I was reading a George Will article linked from Lew Rockwell's blog, and although it was, in the main, about Bob Barr, it reminded me again of the funky narcissistic quality of America. It seems stronger now, but maybe I'm just noticing it more. Justin Raimondo says that there's been a rip in the warp of space and time itself and we are now living in Bizarro World. I wouldn't be too surprised.

Anyway, American, narcissism, and that whole pot-kettle-black thing. Maybe y'all remember, Russia recently held elections. Elite opinion here in the Greatest Democracy in the History of Mankind was not, shall we say, enthusiastically supportive. It was felt that disallowing opposition parties the chance to run based on "technicalities" like the, umm, law, was somehow unfair, and evidence of a systemic bias in favor of the "officially approved parties."

OK. I'll say it so you don't have to: Pot. Kettle. Black.

Writes Will:

The party's immediate challenge is to win ballot access. Barr and Cory say the party almost certainly will be on the ballot in 48 states, and perhaps on West Virginia's, but probably not Oklahoma's. Although Libertarian candidates have been on all 50 several times, the two major parties use laws and litigation to impede ballot access.

In 1968, George Wallace's supporters, with little national organization and negligible financing, got him on all states' ballots on the American Independent Party line.
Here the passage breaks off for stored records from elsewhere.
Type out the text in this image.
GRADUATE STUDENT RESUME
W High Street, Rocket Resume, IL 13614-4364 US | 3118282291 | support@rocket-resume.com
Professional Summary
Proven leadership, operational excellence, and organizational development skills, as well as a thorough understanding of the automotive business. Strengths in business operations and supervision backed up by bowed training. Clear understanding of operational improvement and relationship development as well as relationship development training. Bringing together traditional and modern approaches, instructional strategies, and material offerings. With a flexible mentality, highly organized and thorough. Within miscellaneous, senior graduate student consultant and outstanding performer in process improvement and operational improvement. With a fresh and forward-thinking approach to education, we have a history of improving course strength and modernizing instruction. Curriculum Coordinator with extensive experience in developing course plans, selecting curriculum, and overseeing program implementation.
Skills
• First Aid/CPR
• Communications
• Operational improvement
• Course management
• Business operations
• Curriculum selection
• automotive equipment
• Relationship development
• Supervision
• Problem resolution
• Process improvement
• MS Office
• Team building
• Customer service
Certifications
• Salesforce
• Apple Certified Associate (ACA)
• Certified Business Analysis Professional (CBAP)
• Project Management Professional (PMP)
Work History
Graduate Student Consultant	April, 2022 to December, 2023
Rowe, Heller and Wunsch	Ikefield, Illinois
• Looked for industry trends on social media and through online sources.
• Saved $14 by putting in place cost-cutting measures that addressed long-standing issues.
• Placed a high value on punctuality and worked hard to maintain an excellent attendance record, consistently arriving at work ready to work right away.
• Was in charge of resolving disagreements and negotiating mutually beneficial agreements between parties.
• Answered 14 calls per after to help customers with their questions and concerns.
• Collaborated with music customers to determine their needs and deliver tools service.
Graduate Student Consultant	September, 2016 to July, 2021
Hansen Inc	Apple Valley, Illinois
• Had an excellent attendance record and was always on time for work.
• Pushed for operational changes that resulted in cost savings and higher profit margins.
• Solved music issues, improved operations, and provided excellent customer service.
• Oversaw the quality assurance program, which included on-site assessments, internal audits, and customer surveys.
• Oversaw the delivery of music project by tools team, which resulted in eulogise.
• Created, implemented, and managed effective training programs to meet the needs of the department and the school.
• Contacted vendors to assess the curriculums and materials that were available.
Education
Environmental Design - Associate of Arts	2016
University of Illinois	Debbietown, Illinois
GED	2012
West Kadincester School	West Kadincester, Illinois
California required 66,000 signatures—not a daunting total but the signatures had to be gathered in 1967, and all signatories had to fill out a two-page legal-size form to register as members of Wallace's new party. More than 100,000 did. Ohio required Wallace supporters to gather 433,000 signatures—in 10 weeks. When that total was surpassed, an Ohio court ruled that Wallace's party was "fictional" because it was a phenomenon of spontaneous combustion. Wallace stopped execrating the U.S. Supreme Court long enough to ask it—successfully—to order Ohio to put him on the ballot.


Move along, folks. Nothing to see here.